Ishmael followed out all Killigrew's instructions, but that night he took the letter over to Boase. It was as though the atmosphere of the old days re-established by its arrival, the habit of the old days, claimed him sub-consciously. The Parson read it, but did not comment beyond the obvious remark that it would all be very pleasant. After Ishmael had gone he sat and thought for a long while. What struck him as noteworthy was that Killigrew should have been satiated with the personal, which he had cultivated so assiduously, at the moment when, or so it seemed to him, Ishmael, after a life spent for so long in the impersonal, might be expected to react in exactly the opposite direction. Ishmael, as he walked home, was only aware that the letter had stirred him beyond the mere pleasurable expectation of once again seeing his friend. That one word "ecstasy" had stung him to something that had long been dormant—the desire to feel life again as something wonderful, that did not only content but could intoxicate as well. He was unaware of this revulsion, and was only vaguely surprised that a queer discontent should mingle with his pleasure.
CHAPTER VII
PARADISE COTTAGE AGAIN
When the train came slowly into the station and clanked to rest with a long, tired sigh of steam, Ishmael's first search was for Killigrew's red beard and pale face. While his gaze roved up and down the line of carriages a couple of women, one of whom seemed to know him, swam into his range of vision and distracted his attention.

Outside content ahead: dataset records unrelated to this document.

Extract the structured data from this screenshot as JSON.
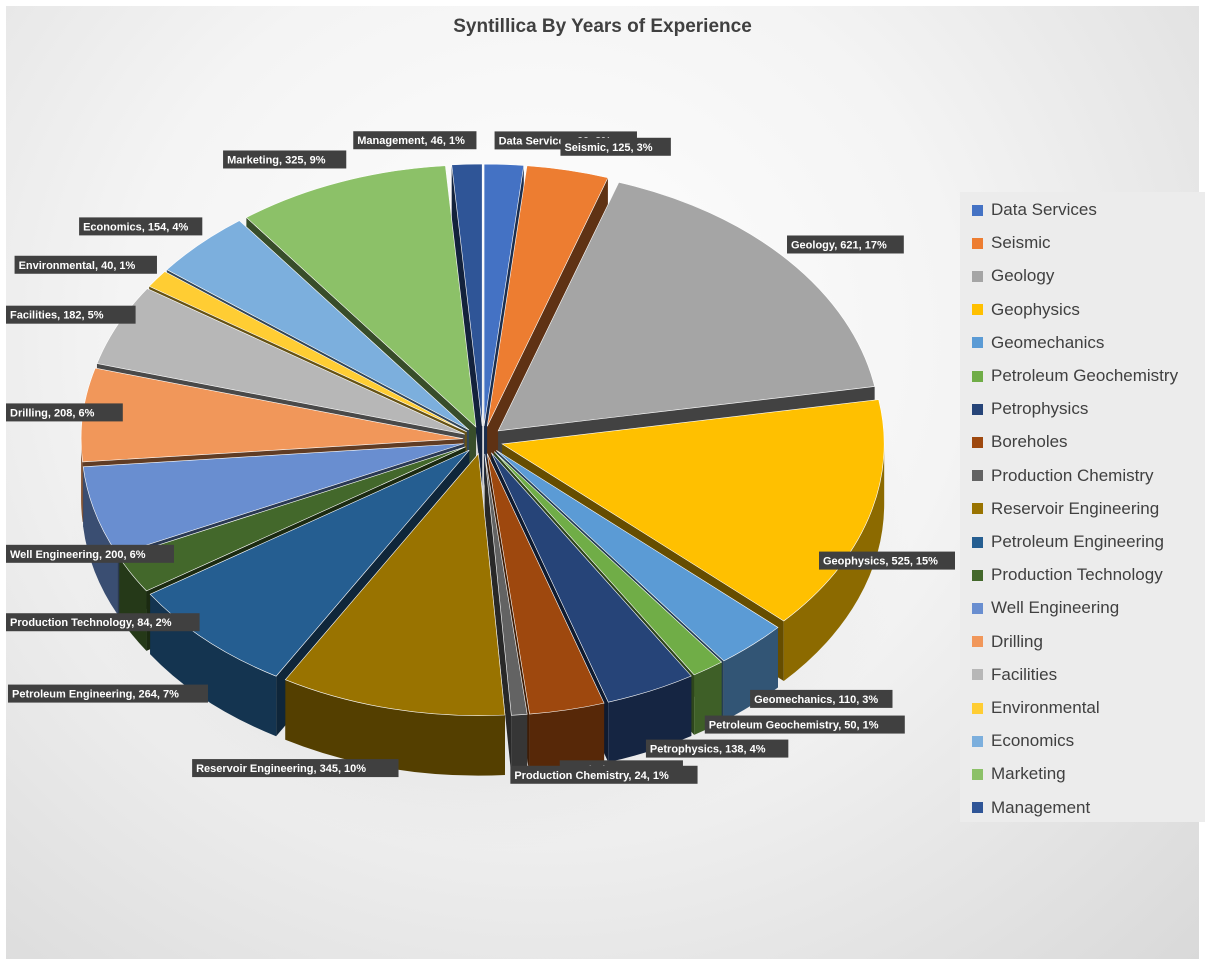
{
  "chart_data": {
    "type": "pie",
    "title": "Syntillica By Years of Experience",
    "legend_position": "right",
    "three_d": true,
    "exploded": true,
    "slices": [
      {
        "label": "Data Services",
        "value": 60,
        "percent": "2%",
        "color": "#4472C4"
      },
      {
        "label": "Seismic",
        "value": 125,
        "percent": "3%",
        "color": "#ED7D31"
      },
      {
        "label": "Geology",
        "value": 621,
        "percent": "17%",
        "color": "#A5A5A5"
      },
      {
        "label": "Geophysics",
        "value": 525,
        "percent": "15%",
        "color": "#FFC000"
      },
      {
        "label": "Geomechanics",
        "value": 110,
        "percent": "3%",
        "color": "#5B9BD5"
      },
      {
        "label": "Petroleum Geochemistry",
        "value": 50,
        "percent": "1%",
        "color": "#70AD47"
      },
      {
        "label": "Petrophysics",
        "value": 138,
        "percent": "4%",
        "color": "#264478"
      },
      {
        "label": "Boreholes",
        "value": 115,
        "percent": "3%",
        "color": "#9E480E"
      },
      {
        "label": "Production Chemistry",
        "value": 24,
        "percent": "1%",
        "color": "#636363"
      },
      {
        "label": "Reservoir Engineering",
        "value": 345,
        "percent": "10%",
        "color": "#997300"
      },
      {
        "label": "Petroleum Engineering",
        "value": 264,
        "percent": "7%",
        "color": "#255E91"
      },
      {
        "label": "Production Technology",
        "value": 84,
        "percent": "2%",
        "color": "#43682B"
      },
      {
        "label": "Well Engineering",
        "value": 200,
        "percent": "6%",
        "color": "#698ED0"
      },
      {
        "label": "Drilling",
        "value": 208,
        "percent": "6%",
        "color": "#F1975A"
      },
      {
        "label": "Facilities",
        "value": 182,
        "percent": "5%",
        "color": "#B7B7B7"
      },
      {
        "label": "Environmental",
        "value": 40,
        "percent": "1%",
        "color": "#FFCD33"
      },
      {
        "label": "Economics",
        "value": 154,
        "percent": "4%",
        "color": "#7CAFDD"
      },
      {
        "label": "Marketing",
        "value": 325,
        "percent": "9%",
        "color": "#8CC168"
      },
      {
        "label": "Management",
        "value": 46,
        "percent": "1%",
        "color": "#2F5597"
      }
    ]
  }
}
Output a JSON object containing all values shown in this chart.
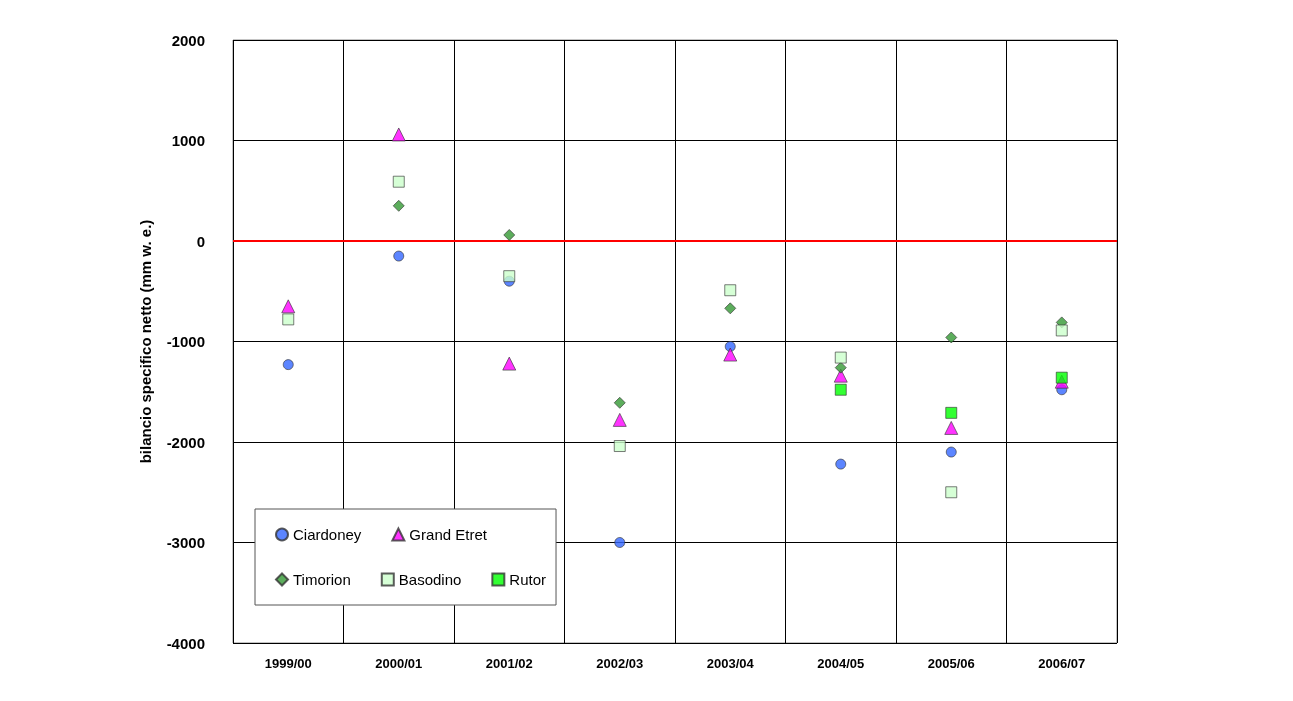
{
  "chart_data": {
    "type": "scatter",
    "ylabel": "bilancio specifico netto (mm w. e.)",
    "categories": [
      "1999/00",
      "2000/01",
      "2001/02",
      "2002/03",
      "2003/04",
      "2004/05",
      "2005/06",
      "2006/07"
    ],
    "series": [
      {
        "name": "Ciardoney",
        "color": "#3366ff",
        "marker": "circle",
        "values": [
          -1230,
          -150,
          -400,
          -3000,
          -1050,
          -2220,
          -2100,
          -1480
        ]
      },
      {
        "name": "Grand Etret",
        "color": "#ff00ff",
        "marker": "triangle",
        "values": [
          -650,
          1060,
          -1220,
          -1780,
          -1130,
          -1340,
          -1860,
          -1400
        ]
      },
      {
        "name": "Timorion",
        "color": "#339933",
        "marker": "diamond",
        "values": [
          null,
          350,
          60,
          -1610,
          -670,
          -1260,
          -960,
          -810
        ]
      },
      {
        "name": "Basodino",
        "color": "#ccffcc",
        "marker": "square",
        "values": [
          -780,
          590,
          -350,
          -2040,
          -490,
          -1160,
          -2500,
          -890
        ]
      },
      {
        "name": "Rutor",
        "color": "#00ff00",
        "marker": "square",
        "values": [
          null,
          null,
          null,
          null,
          null,
          -1480,
          -1710,
          -1360
        ]
      }
    ],
    "ylim": [
      -4000,
      2000
    ],
    "yticks": [
      -4000,
      -3000,
      -2000,
      -1000,
      0,
      1000,
      2000
    ],
    "ref_lines": [
      {
        "axis": "y",
        "value": 0,
        "color": "#ff0000"
      }
    ],
    "grid": true,
    "legend": "bottom left"
  }
}
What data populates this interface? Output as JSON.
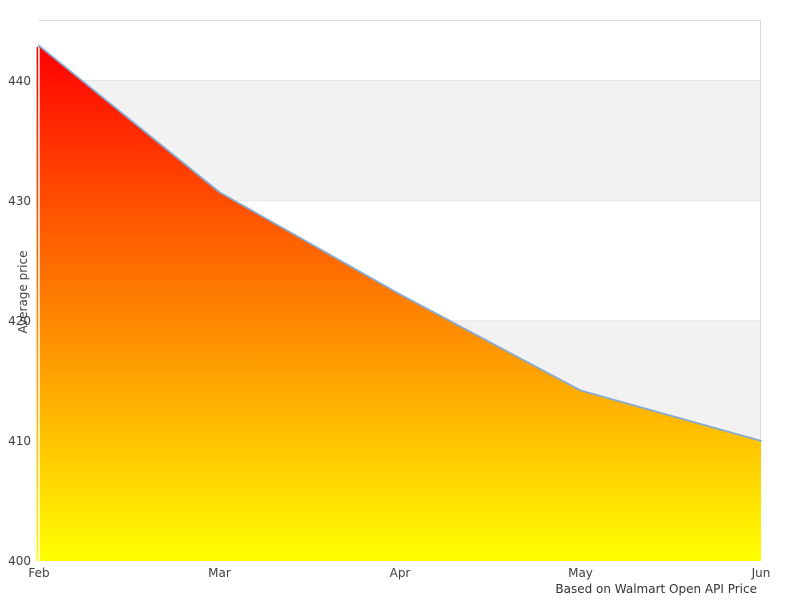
{
  "chart_data": {
    "type": "area",
    "title": "",
    "categories": [
      "Feb",
      "Mar",
      "Apr",
      "May",
      "Jun"
    ],
    "values": [
      442.9,
      430.7,
      422.2,
      414.2,
      410
    ],
    "xlabel": "",
    "ylabel": "Average price",
    "caption": "Based on Walmart Open API Price",
    "ylim": [
      400,
      445
    ],
    "yticks": [
      400,
      410,
      420,
      430,
      440
    ],
    "plot_bands": [
      [
        430,
        440
      ],
      [
        410,
        420
      ]
    ],
    "grid": "alternating-horizontal-bands",
    "legend": "none",
    "colors": {
      "gradient_top": "#ff0000",
      "gradient_bottom": "#ffff00",
      "line": "#85abd3",
      "band_fill": "#f2f2f2",
      "band_edge": "#e6e6e6",
      "border": "#d9d9d9",
      "tick_text": "#404040",
      "caption_text": "#333333",
      "background": "#ffffff"
    }
  }
}
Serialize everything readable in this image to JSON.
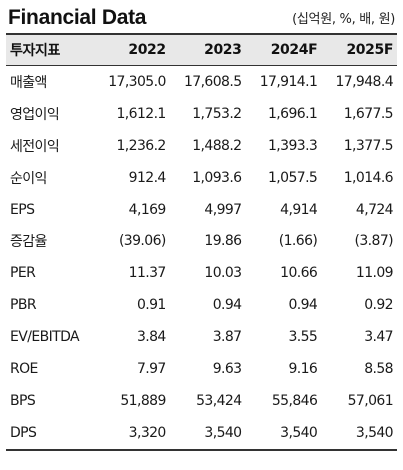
{
  "title": "Financial Data",
  "unit": "(십억원, %, 배, 원)",
  "columns": [
    "투자지표",
    "2022",
    "2023",
    "2024F",
    "2025F"
  ],
  "rows": [
    {
      "label": "매출액",
      "values": [
        "17,305.0",
        "17,608.5",
        "17,914.1",
        "17,948.4"
      ]
    },
    {
      "label": "영업이익",
      "values": [
        "1,612.1",
        "1,753.2",
        "1,696.1",
        "1,677.5"
      ]
    },
    {
      "label": "세전이익",
      "values": [
        "1,236.2",
        "1,488.2",
        "1,393.3",
        "1,377.5"
      ]
    },
    {
      "label": "순이익",
      "values": [
        "912.4",
        "1,093.6",
        "1,057.5",
        "1,014.6"
      ]
    },
    {
      "label": "EPS",
      "values": [
        "4,169",
        "4,997",
        "4,914",
        "4,724"
      ]
    },
    {
      "label": "증감율",
      "values": [
        "(39.06)",
        "19.86",
        "(1.66)",
        "(3.87)"
      ]
    },
    {
      "label": "PER",
      "values": [
        "11.37",
        "10.03",
        "10.66",
        "11.09"
      ]
    },
    {
      "label": "PBR",
      "values": [
        "0.91",
        "0.94",
        "0.94",
        "0.92"
      ]
    },
    {
      "label": "EV/EBITDA",
      "values": [
        "3.84",
        "3.87",
        "3.55",
        "3.47"
      ]
    },
    {
      "label": "ROE",
      "values": [
        "7.97",
        "9.63",
        "9.16",
        "8.58"
      ]
    },
    {
      "label": "BPS",
      "values": [
        "51,889",
        "53,424",
        "55,846",
        "57,061"
      ]
    },
    {
      "label": "DPS",
      "values": [
        "3,320",
        "3,540",
        "3,540",
        "3,540"
      ]
    }
  ]
}
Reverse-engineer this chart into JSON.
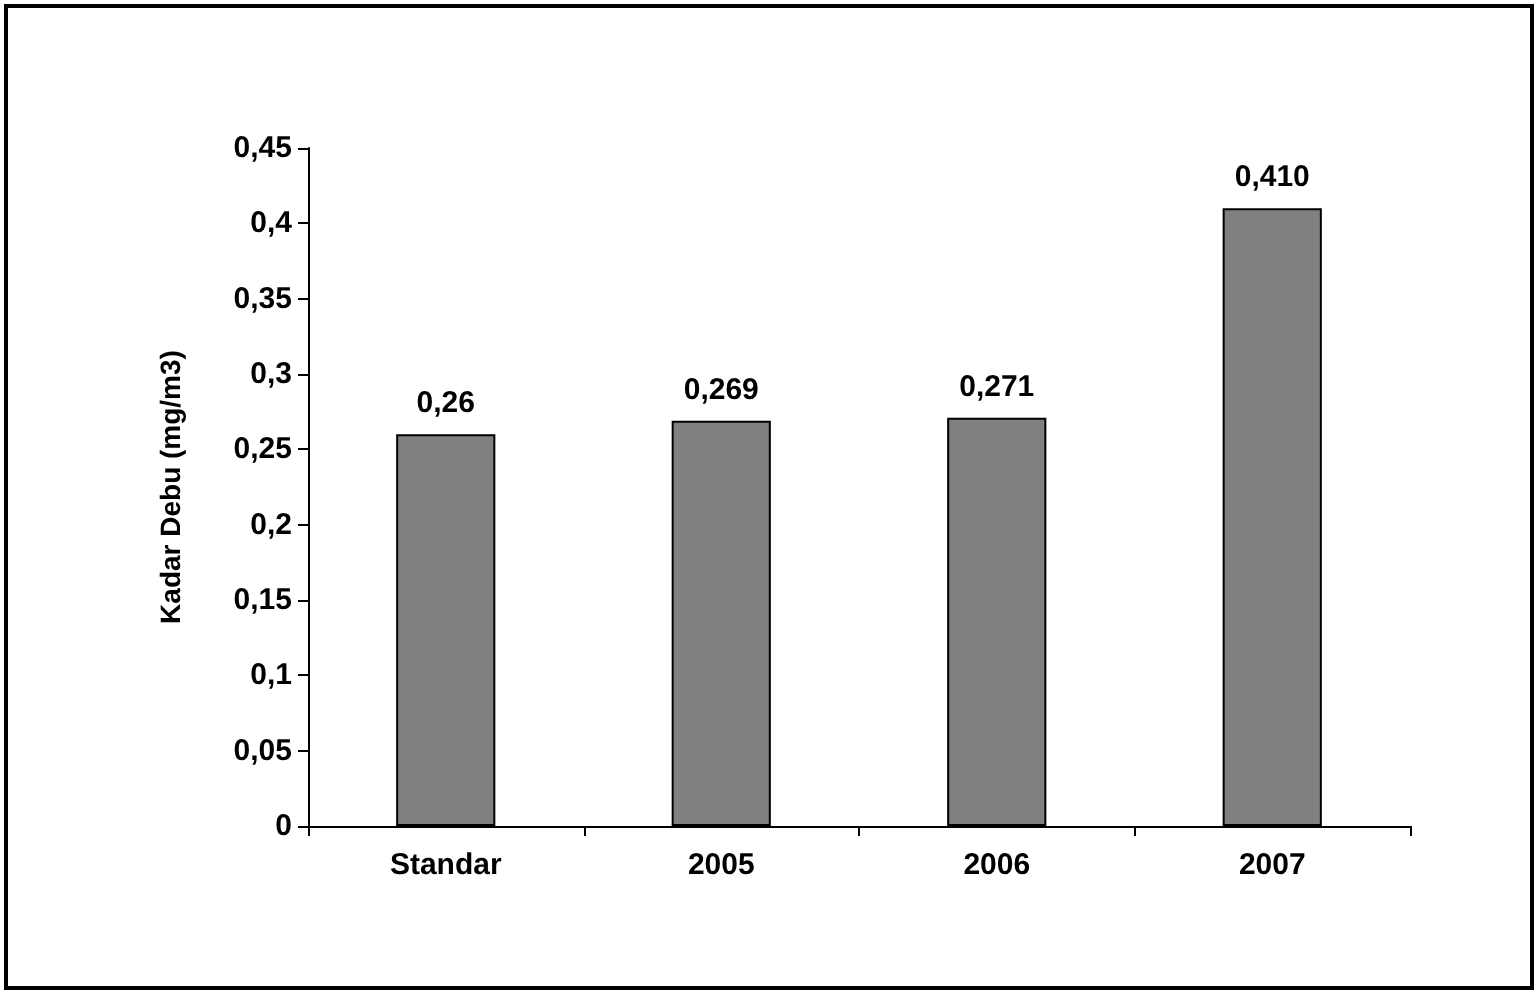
{
  "chart_data": {
    "type": "bar",
    "ylabel": "Kadar Debu (mg/m3)",
    "categories": [
      "Standar",
      "2005",
      "2006",
      "2007"
    ],
    "values": [
      0.26,
      0.269,
      0.271,
      0.41
    ],
    "value_labels": [
      "0,26",
      "0,269",
      "0,271",
      "0,410"
    ],
    "color": "#808080",
    "ylim": [
      0,
      0.45
    ],
    "yticks": [
      {
        "value": 0,
        "label": "0"
      },
      {
        "value": 0.05,
        "label": "0,05"
      },
      {
        "value": 0.1,
        "label": "0,1"
      },
      {
        "value": 0.15,
        "label": "0,15"
      },
      {
        "value": 0.2,
        "label": "0,2"
      },
      {
        "value": 0.25,
        "label": "0,25"
      },
      {
        "value": 0.3,
        "label": "0,3"
      },
      {
        "value": 0.35,
        "label": "0,35"
      },
      {
        "value": 0.4,
        "label": "0,4"
      },
      {
        "value": 0.45,
        "label": "0,45"
      }
    ],
    "grid": false
  }
}
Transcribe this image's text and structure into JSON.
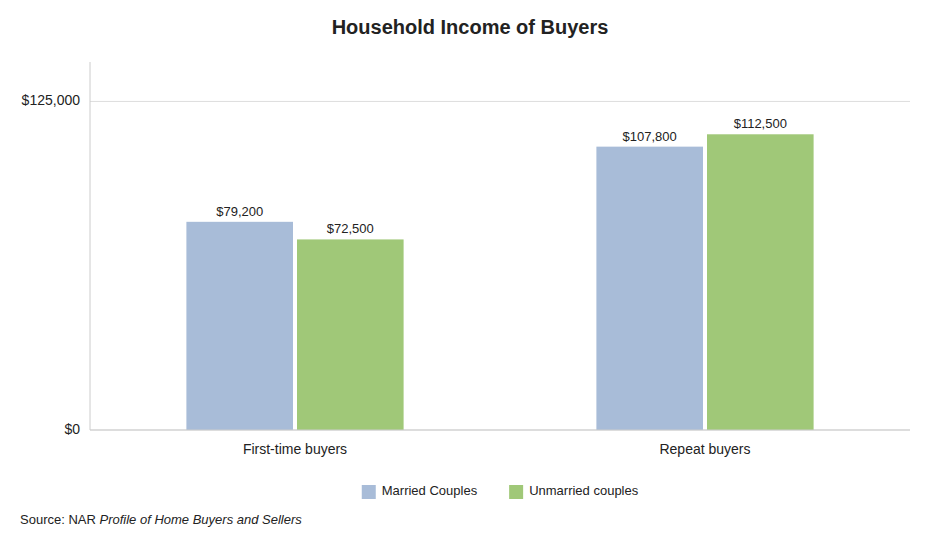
{
  "chart_data": {
    "type": "bar",
    "title": "Household Income of Buyers",
    "categories": [
      "First-time buyers",
      "Repeat buyers"
    ],
    "series": [
      {
        "name": "Married Couples",
        "color": "#a8bcd8",
        "values": [
          79200,
          107800
        ],
        "value_labels": [
          "$79,200",
          "$107,800"
        ]
      },
      {
        "name": "Unmarried couples",
        "color": "#a0c878",
        "values": [
          72500,
          112500
        ],
        "value_labels": [
          "$72,500",
          "$112,500"
        ]
      }
    ],
    "ylim": [
      0,
      140000
    ],
    "yticks": [
      {
        "value": 0,
        "label": "$0"
      },
      {
        "value": 125000,
        "label": "$125,000"
      }
    ],
    "grid": true,
    "data_labels": true,
    "legend": "bottom",
    "annotations": [
      "Source: NAR ",
      "Profile of Home Buyers and Sellers"
    ]
  }
}
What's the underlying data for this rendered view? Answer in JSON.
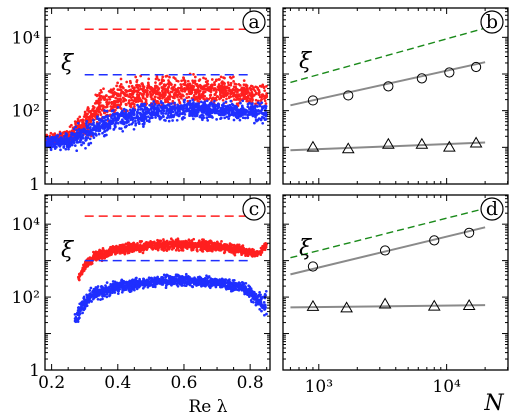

It was nearly ten years since he had seen Judith Parminter, and he stared for a moment in bewilderment. Fashion had undergone in those years one of its rare basic changes. Instead of the swelling curves which had been wont to encompass women, so that they seemed to float upon proud waves, skirts had become a species of swaddling clothes caught back below the knees, whence a series of frills clung tightly about the feet. Rows of flutings, tuckings and what-not, confounded simplicity of line, but all the drapery was pulled in a backwards direction and puffed to a sudden bulkiness behind, so that women looked as though they were walking in the face of a perpetual wind. On their heads they were wont to perch delicious little hats, poked forward, in contradistinction to the trend of the draperies, slanting nosewards and tilted up in the rear by plaited chignons.